Civati, partiamo da qui. Dall`accusa di doppiogiochista che le ha lanciato Gianni Pittella, per aver cambiato idea sul blocco del tesseramento. Perché in commissione ha dato l`ok e poi in direzione ha votato contro?
«Questa è la versione di Pittella che io rifiuto. Chi ha cambiato posizione è lui, non io. Noi avevamo detto che se la decisione fosse avvenuta in commissione ci saremmo astenuti, ma dal momento che è diventata politica, in direzione, è cambiato il senso. La mia contrarietà rimane, è una operazione tardiva, limitata e parziale, eppure malgrado questo abbiamo consentito che si trovasse una soluzione ed il tentativo di Epifani è stato lodevole. Quello che è grave è quanto è accaduto fino al giorno prima di questa decisione: le tessere con la macchinetta io non le ho fatte e vorrei che anche gli altri candidati potessero dire la stessa cosa».
Epifani vi invita a concentrarvi sui temi concreti. Non teme che le polemiche sulle regole prima e lo scandalo del tesseramento poi, possano scoraggiare l`affluenza l`8 dicembre?
«Io da mesi parlo solo di cose concrete, tanto che la mia mozione è stata accusata di essere troppo lunga. Avrei dovuto fare come qualcun altro che non ci ha scritto nulla? Oggi sono a Vibo Valenzia, nel profondo Sud, ascolto operai, disoccupati, giovani e lo sto facendo in modo francescano perché la mia campagna elettorale alla fine costerà meno di tanti tesseramenti poco chiari. Non sono io a dover cambiare registro».
Terzo in classifica, il più apprezzato dai giovani secondo i sondaggi, ma Pittella dice che la supererà.

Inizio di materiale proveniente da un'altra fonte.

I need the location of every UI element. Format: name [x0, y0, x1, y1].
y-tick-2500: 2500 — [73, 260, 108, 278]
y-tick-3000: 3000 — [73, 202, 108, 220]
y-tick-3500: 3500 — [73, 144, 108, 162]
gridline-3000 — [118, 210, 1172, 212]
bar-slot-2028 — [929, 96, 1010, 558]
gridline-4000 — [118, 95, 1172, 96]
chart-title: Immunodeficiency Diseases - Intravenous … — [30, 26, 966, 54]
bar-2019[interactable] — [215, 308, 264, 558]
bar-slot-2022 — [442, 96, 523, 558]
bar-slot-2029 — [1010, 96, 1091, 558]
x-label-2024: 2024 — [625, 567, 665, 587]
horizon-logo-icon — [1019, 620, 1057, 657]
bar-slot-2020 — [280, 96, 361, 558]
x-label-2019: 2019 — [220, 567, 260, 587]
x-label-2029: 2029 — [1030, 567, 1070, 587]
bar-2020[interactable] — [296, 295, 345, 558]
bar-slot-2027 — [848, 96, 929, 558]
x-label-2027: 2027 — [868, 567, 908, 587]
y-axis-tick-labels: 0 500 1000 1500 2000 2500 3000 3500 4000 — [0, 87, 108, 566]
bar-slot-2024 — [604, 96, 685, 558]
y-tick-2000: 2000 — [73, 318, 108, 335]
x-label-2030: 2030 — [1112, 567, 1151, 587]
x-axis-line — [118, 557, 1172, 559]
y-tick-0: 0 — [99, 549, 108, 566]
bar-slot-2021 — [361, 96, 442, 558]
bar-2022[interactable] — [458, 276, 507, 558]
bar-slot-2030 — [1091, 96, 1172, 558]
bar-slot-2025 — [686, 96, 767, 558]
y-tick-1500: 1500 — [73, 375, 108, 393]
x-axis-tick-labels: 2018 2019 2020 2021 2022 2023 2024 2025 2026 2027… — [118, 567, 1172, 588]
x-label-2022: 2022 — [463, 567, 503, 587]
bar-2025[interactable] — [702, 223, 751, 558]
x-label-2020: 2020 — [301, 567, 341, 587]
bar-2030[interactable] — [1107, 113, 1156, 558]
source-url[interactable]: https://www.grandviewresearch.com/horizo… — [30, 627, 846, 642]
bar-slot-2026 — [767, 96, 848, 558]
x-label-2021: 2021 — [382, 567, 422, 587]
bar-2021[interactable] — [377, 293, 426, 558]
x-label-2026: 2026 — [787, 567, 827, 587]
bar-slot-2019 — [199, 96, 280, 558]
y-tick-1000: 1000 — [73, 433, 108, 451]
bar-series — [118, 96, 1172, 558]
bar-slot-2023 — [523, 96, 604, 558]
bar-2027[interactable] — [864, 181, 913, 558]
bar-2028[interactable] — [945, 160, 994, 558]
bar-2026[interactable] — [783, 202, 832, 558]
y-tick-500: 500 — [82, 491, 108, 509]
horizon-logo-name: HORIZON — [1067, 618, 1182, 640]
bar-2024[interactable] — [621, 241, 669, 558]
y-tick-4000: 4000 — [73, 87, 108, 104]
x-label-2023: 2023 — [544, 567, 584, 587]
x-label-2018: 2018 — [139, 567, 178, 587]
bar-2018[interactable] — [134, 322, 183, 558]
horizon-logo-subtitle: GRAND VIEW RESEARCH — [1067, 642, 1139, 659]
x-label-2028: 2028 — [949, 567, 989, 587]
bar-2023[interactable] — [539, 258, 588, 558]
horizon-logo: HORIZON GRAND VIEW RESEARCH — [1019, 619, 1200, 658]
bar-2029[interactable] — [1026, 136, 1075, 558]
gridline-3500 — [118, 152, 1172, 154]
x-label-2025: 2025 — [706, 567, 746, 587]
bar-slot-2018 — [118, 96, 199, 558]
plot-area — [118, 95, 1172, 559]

«Diciamo che i sondaggi mi piazzano al terzo posto e io per gentilezza ci credo, ma starei attento a dare tutto per scontato. È vero, parlo ai più giovani perché sono convinto che se vogliamo cambiare questo Paese dobbiamo riprendere quella generazione che abbiamo perduto tempo fa. I ragazzi e le ragazze negli ultimi anni hanno scelto qualcosa di diverso dal Pd quindi è a loro che mi rivolgo non chiedendo il voto ma promettendo di dargli rappresentanza nella proposta che faccio. Ma nei circoli io incontro anche persone di una certa età e i risultati ottenuti dai candidati a me vicini lasciano ben sperare».